Bluetooth flaws put billions of devices at risk

The popular personal area network Bluetooth protocol used by almost every modern mobile device is full of security holes that can be exploited by attackers, researchers have found.

In their BlueBorne research paper [pdf], researchers Ben Seri and Gregory Vishnepolsky from security vendor Armis outline several zero-day vulnerabilities and other security flaws in recent Bluetooth implementations.

They outlined eight vulnerabilities that can be used to attack the Linux open source kernel and Google's Android operating system, as well as Microsoft Windows and Apple iOS.

Even when the Bluetooth feature is left in a non-discoverable state, devices running vulnerable implementations can be found with network sniffers, the researchers said.

Once found, attackers can exploit flaws in several Bluetooth layers to steal information and execute code remotely.

Simply leaving Bluetooth on can make a device vulnerable, Seri and Vishnepolsky noted. However, they said they were not aware of any active exploitation of the flaws.

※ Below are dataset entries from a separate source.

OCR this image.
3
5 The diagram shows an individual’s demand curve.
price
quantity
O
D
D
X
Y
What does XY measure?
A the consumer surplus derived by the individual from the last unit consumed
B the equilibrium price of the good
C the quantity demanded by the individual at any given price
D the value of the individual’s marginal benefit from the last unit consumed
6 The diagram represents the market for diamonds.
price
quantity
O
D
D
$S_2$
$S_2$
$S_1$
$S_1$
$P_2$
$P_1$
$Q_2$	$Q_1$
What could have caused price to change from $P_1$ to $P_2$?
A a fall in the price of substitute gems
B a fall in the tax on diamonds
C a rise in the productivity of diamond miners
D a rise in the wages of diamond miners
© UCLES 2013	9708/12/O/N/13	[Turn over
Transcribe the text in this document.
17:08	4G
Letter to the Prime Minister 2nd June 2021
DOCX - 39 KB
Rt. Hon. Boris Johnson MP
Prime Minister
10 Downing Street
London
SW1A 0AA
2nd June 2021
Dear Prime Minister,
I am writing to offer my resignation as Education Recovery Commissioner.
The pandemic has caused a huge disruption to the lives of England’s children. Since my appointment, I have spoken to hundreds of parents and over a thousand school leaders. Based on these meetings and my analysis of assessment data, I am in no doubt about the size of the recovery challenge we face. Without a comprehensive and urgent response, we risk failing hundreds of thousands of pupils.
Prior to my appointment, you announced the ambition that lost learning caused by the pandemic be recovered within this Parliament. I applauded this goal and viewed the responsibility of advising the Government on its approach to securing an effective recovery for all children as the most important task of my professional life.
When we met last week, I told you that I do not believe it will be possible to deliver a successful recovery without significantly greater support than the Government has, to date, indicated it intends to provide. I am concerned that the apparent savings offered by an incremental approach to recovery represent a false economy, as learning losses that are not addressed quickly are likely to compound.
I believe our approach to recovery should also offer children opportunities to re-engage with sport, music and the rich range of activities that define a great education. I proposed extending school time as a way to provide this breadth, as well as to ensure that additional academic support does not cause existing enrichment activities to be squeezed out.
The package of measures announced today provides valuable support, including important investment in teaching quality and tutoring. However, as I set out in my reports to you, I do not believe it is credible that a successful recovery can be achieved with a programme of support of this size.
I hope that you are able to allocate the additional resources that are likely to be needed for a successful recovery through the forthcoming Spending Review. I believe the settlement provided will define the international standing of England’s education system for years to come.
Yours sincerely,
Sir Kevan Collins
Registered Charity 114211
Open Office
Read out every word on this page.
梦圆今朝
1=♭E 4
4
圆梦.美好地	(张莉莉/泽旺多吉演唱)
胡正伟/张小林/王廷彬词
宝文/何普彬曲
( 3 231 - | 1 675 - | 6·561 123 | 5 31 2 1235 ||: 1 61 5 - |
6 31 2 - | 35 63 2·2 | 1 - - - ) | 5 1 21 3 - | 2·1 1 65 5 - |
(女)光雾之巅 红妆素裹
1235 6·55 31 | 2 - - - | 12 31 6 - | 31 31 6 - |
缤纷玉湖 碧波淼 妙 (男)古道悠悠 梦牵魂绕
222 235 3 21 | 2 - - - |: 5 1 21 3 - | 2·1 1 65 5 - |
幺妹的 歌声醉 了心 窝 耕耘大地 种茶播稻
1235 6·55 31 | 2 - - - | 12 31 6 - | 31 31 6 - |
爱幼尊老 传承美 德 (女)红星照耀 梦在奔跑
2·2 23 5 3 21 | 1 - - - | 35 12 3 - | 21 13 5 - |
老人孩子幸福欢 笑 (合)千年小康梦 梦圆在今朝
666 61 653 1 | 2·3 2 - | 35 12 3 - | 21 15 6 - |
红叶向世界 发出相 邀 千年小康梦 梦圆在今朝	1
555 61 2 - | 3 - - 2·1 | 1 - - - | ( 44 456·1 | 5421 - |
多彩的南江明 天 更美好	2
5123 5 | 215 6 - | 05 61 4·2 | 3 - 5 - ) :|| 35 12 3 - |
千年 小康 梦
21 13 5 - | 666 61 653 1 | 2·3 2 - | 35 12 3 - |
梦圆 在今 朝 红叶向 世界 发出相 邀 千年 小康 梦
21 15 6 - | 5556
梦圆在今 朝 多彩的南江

Seri and Vishnepolsky have coded a scanner for the BlueBorne vulnerabilities and made it freely available on the Google Play app store.

Several new Android devices including a Samsung Galaxy S8+ and a Huawei P10 were found to be vulnerable by the BlueBorne scanner in iTnews testing.

Apple iPhones, iPads and the iPod Touch with iOS version 9.3.5 and earlier are vulnerable to the BlueBorne flaws.

Windows Vista and newer variants of Microsoft's operating system can be attacked with the Bluetooth Pineapple authentication bypass vulnerability that also affects Android.

The root cause behind the multiple vulnerabilites is an overly complex Bluetooth specification that spans 2822 pages.

Such a convoluted specification leads to weaknesses in the protocol that are hard to discover and remedy, the researchers said.

More than 8.2 billion Bluetooth devices are currently in use, they noted.

The researchers have reported the flaws to the affected vendors, but acknowledged that many Android devices will not be patched.

Google and Microsoft have both released patches for the vulnerabilities.